“I don’t believe I would—even if I could. School isn’t half bad—once you’re used to it; there’s lots of fun going, though there are some tiresome things mixed up in it. Aunt Lucinda says,” Blue Bonnet’s eyes danced, “that I need the discipline of school life more than any girl she has ever known. There, I’d nearly forgotten! Please lend me your knife a moment, Uncle Cliff,—I’ve lost mine.”
“It appears to me,” Mr. Ashe commented, opening his knife for her, “that that pencil ought to be placed on the retired list.”
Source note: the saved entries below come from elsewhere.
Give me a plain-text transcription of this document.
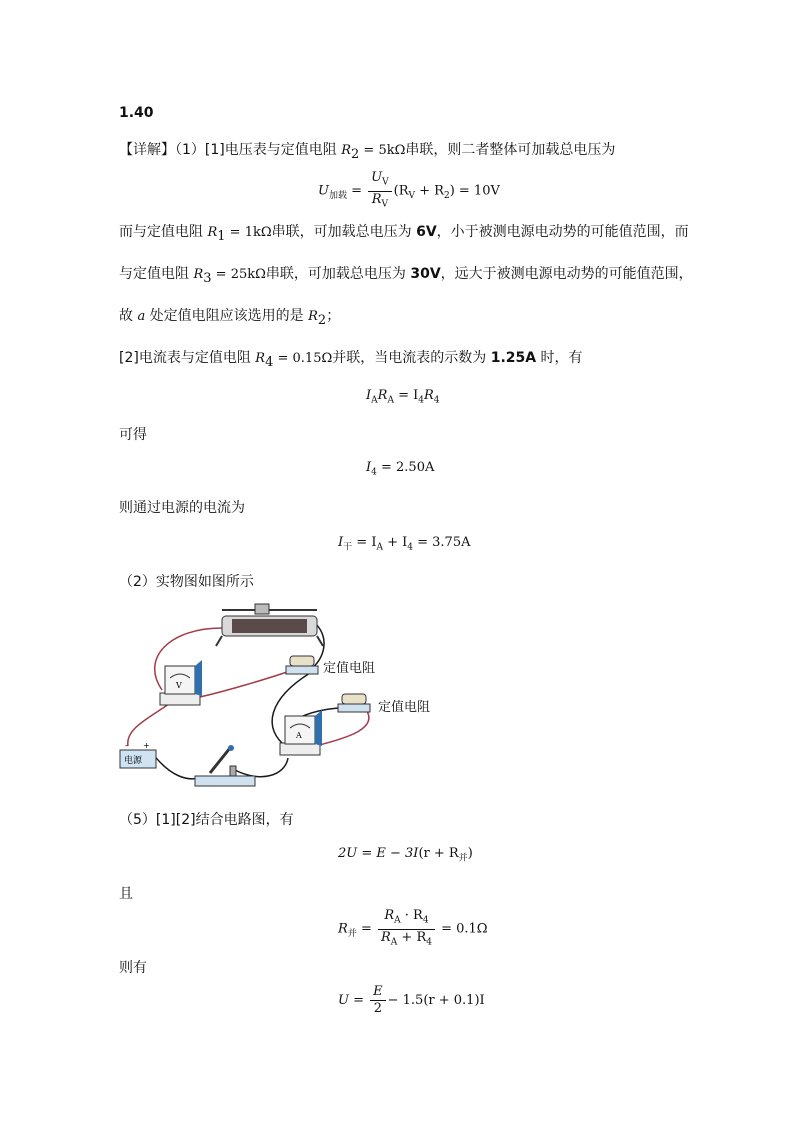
1.40
【详解】（1）[1]电压表与定值电阻 $R_2 = 5k\Omega$串联，则二者整体可加载总电压为
$U_{加载} = \frac{U_V}{R_V} (R_V + R_2) = 10V$
而与定值电阻 $R_1 = 1k\Omega$串联，可加载总电压为 6V，小于被测电源电动势的可能值范围，而
与定值电阻 $R_3 = 25k\Omega$串联，可加载总电压为 30V，远大于被测电源电动势的可能值范围，
故 a 处定值电阻应该选用的是 $R_2$；
[2]电流表与定值电阻 $R_4 = 0.15\Omega$并联，当电流表的示数为 1.25A 时，有
$I_AR_A = I_4R_4$
可得
$I_4 = 2.50A$
则通过电源的电流为
$I_干 = I_A + I_4 = 3.75A$
（2）实物图如图所示
V
A
电源
- +
定值电阻
定值电阻
（5）[1][2]结合电路图，有
$2U = E - 3I(r + R_并)$
且
$R_并 = \frac{R_A \cdot R_4}{R_A + R_4} = 0.1\Omega$
则有
$U = \frac{E}{2} - 1.5(r + 0.1)I$
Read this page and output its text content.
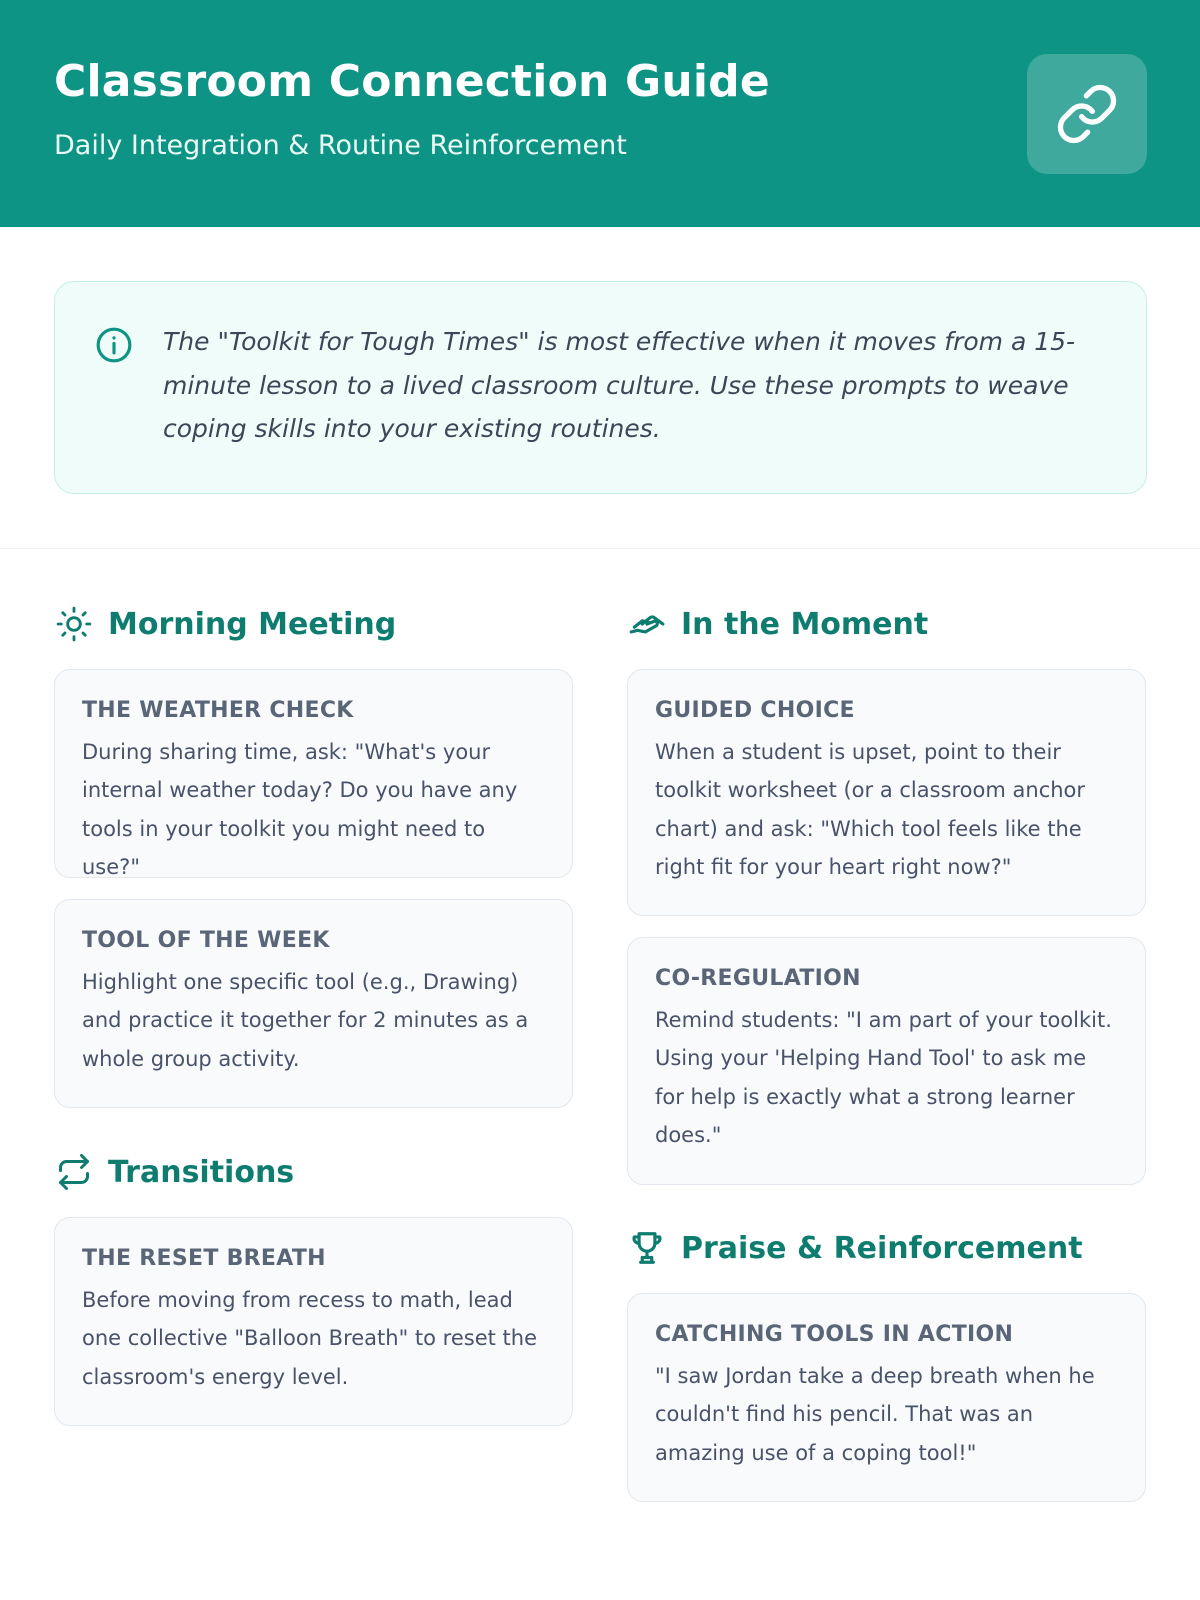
Classroom Connection Guide
Daily Integration & Routine Reinforcement
The "Toolkit for Tough Times" is most effective when it moves from a 15-minute lesson to a lived classroom culture. Use these prompts to weave coping skills into your existing routines.
Morning Meeting
THE WEATHER CHECK
During sharing time, ask: "What's your internal weather today? Do you have any tools in your toolkit you might need to use?"
TOOL OF THE WEEK
Highlight one specific tool (e.g., Drawing) and practice it together for 2 minutes as a whole group activity.
Transitions
THE RESET BREATH
Before moving from recess to math, lead one collective "Balloon Breath" to reset the classroom's energy level.
In the Moment
GUIDED CHOICE
When a student is upset, point to their toolkit worksheet (or a classroom anchor chart) and ask: "Which tool feels like the right fit for your heart right now?"
CO-REGULATION
Remind students: "I am part of your toolkit. Using your 'Helping Hand Tool' to ask me for help is exactly what a strong learner does."
Praise & Reinforcement
CATCHING TOOLS IN ACTION
"I saw Jordan take a deep breath when he couldn't find his pencil. That was an amazing use of a coping tool!"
“It isn’t as bad as the rest,” she held out her pencil box; “I do chew them up, or down, so.”
“How about buying more?”
“I—” Blue Bonnet hesitated. Why had she called his attention to them? “I’m—going to, the first of the month.”
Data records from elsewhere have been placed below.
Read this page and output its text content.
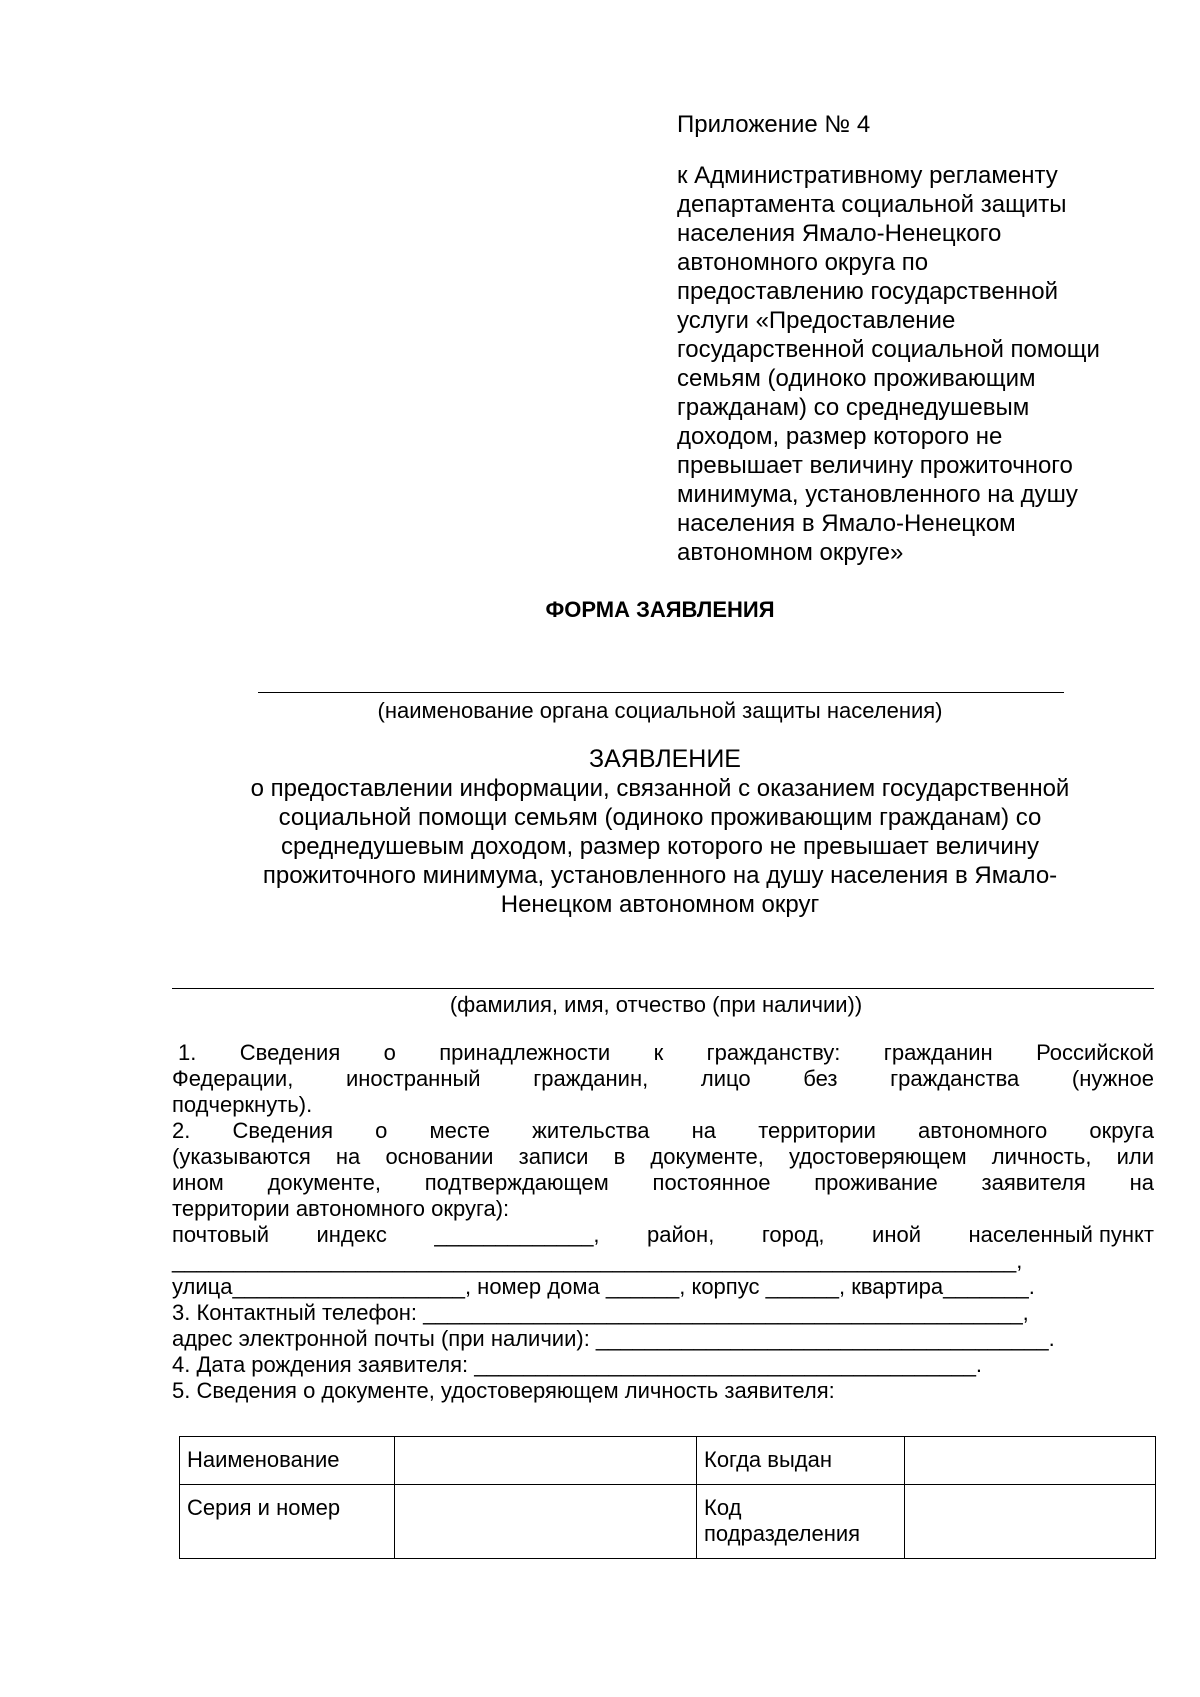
Приложение № 4
к Административному регламенту
департамента социальной защиты
населения Ямало-Ненецкого
автономного округа по
предоставлению государственной
услуги «Предоставление
государственной социальной помощи
семьям (одиноко проживающим
гражданам) со среднедушевым
доходом, размер которого не
превышает величину прожиточного
минимума, установленного на душу
населения в Ямало-Ненецком
автономном округе»
ФОРМА ЗАЯВЛЕНИЯ
(наименование органа социальной защиты населения)
ЗАЯВЛЕНИЕ
о предоставлении информации, связанной с оказанием государственной
социальной помощи семьям (одиноко проживающим гражданам) со
среднедушевым доходом, размер которого не превышает величину
прожиточного минимума, установленного на душу населения в Ямало-
Ненецком автономном округ
(фамилия, имя, отчество (при наличии))
1. Сведения о принадлежности к гражданству: гражданин Российской
Федерации, иностранный гражданин, лицо без гражданства (нужное
подчеркнуть).
2. Сведения о месте жительства на территории автономного округа
(указываются на основании записи в документе, удостоверяющем личность, или
ином документе, подтверждающем постоянное проживание заявителя на
территории автономного округа):
почтовый индекс _____________, район, город, иной населенный пункт
_____________________________________________________________________,
улица___________________, номер дома ______, корпус ______, квартира_______.
3. Контактный телефон: _________________________________________________,
адрес электронной почты (при наличии): _____________________________________.
4. Дата рождения заявителя: _________________________________________.
5. Сведения о документе, удостоверяющем личность заявителя:
Наименование		Когда выдан	
Серия и номер		Код подразделения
“‘The first of the month,’” her uncle repeated. “Is that one of the school regulations?”
“Hardly!” Blue Bonnet laughed. “You see, I’m—allowanced nowadays. Aunt Lucinda started in allowancing me—after the first week. She said I must learn to distinguish between the use and abuse of money.”
Mr. Ashe pulled at his moustache. “And—”
“It hasn’t been such an easy lesson for me. Just now I’m being given a practical illustration.”
“You don’t mean, Blue Bonnet—” Mr. Ashe’s hand went to his pocket.